Donald Trump spent most of his campaign sounding like the adult son of George Wallace and Triumph the Insult Comic Dog. But every once in a while, he’d sound like Noam Chomsky.
“We have done a tremendous disservice not only to the Middle East — we’ve done a tremendous disservice to humanity,” Trump said at a Republican primary debate. “The people that have been killed, the people that have been wiped away — and for what?”
These and other pronouncements led some (foolish bloggers) to wonder if Trump might revive the American right’s long-dormant tradition of isolationism — and, thus, keep the U.S. out of another misbegotten war.
There were many flaws in this hypothesis. Chief among them was that it ignored the true source of Trump’s incredulity when he asked “for what?” — in truth, the mogul wasn’t reviving the right’s isolationist streak, so much as its colonial mercantilist one.
In recent days, the president has struggled to justify his military advisers’ request to send more U.S. troops into Afghanistan. After investing 16 years’ worth of blood and treasure into fighting the Taliban (and empowering brutal Afghan warlords) — with precious little to show for it beyond fields of dead soldiers and civilians — Trump has had trouble signing off on yet another “surge.”
But then, he learned about the minerals. As the New York Times reports:
In 2010, American officials estimated that Afghanistan had untapped mineral deposits worth nearly $1 trillion, an estimate that was widely disputed at the time and has certainly fallen since, given the eroding price of commodities. But the $1 trillion figure is circulating again inside the White House, according to officials, who said it had caught the attention of Mr. Trump.
… Officials said Mr. Trump was determined not to spend American lives and treasure in Afghanistan only to watch China lock up its rare-earth deposits, which are used to make products from wind turbines to computer chips.

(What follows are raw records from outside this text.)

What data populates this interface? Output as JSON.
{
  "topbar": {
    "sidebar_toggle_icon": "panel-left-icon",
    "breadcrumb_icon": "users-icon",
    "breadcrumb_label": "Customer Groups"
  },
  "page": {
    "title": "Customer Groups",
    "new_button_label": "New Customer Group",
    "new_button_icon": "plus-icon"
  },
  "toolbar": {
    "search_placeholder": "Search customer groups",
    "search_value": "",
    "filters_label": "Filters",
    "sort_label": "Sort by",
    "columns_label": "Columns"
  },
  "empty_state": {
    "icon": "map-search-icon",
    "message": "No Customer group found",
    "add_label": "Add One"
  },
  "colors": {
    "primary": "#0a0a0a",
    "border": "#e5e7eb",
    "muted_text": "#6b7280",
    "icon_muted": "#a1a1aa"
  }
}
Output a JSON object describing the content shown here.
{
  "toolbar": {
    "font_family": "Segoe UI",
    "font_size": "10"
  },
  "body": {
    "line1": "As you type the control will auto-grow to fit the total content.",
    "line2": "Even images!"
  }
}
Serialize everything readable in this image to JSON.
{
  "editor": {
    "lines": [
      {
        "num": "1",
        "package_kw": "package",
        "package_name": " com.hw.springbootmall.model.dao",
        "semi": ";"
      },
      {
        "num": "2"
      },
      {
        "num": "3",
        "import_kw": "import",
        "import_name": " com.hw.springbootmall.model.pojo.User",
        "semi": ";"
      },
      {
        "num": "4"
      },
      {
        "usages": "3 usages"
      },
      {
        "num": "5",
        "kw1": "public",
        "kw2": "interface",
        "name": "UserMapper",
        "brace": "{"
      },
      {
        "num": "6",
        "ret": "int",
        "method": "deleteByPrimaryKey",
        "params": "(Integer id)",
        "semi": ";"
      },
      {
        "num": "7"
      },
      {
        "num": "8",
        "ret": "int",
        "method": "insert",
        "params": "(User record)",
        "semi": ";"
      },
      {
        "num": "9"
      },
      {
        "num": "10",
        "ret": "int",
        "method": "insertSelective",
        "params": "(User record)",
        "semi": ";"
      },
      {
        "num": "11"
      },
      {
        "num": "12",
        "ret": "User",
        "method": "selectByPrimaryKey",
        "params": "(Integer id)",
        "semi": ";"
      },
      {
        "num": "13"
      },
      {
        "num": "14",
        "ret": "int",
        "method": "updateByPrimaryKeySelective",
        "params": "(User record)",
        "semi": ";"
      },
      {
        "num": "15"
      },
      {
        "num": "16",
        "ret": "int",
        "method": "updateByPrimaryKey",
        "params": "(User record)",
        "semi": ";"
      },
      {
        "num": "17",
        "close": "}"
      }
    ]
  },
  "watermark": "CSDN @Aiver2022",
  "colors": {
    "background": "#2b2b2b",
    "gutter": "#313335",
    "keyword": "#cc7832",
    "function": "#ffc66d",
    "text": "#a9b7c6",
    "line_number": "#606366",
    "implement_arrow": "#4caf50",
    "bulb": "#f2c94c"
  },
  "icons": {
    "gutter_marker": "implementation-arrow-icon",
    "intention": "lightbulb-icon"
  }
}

This commander-in-chief will not send America’s sons and daughters to die in a foreign land unless our nation’s core security interests — or one of his billionaire friends’ financial interests — are at stake:
Stephen A. Feinberg, a billionaire financier who is informally advising Mr. Trump on Afghanistan, is also looking into ways to exploit the country’s minerals, according to a person who has briefed him. Mr. Feinberg owns a large military contracting firm, DynCorp International, which could play a role in guarding mines — a major concern, given that some of Afghanistan’s richest deposits are in areas controlled by the Taliban.
To be fair to Trump, he isn’t wholly out on a limb here. The George W. Bush and Obama administrations both explored the possibility that developing Afghanistan’s mining industry could prove a win-win for American corporations and the local people: American technology would allow the nation to capitalize on its mineral wealth, while its mineral wealth would allow U.S. companies to capitalize (even more) on the invasion. Afghanistan’s president, Ashraf Ghani, is reportedly keen on this concept.
But past U.S. administrations never conceived of Afghanistan’s mineral wealth as the primary reason to prolong our involvement in the country. And were Trump to pursue this objective today, he would likely need to send U.S. troops into high-risk combat situations with the Taliban in Helmand Province. Beyond the direct threat to American lives such a gambit would create, there’s also the danger of feeding the Taliban top-notch propaganda. It’s hard to win hearts and minds, when you’re also trying to win minerals and mines.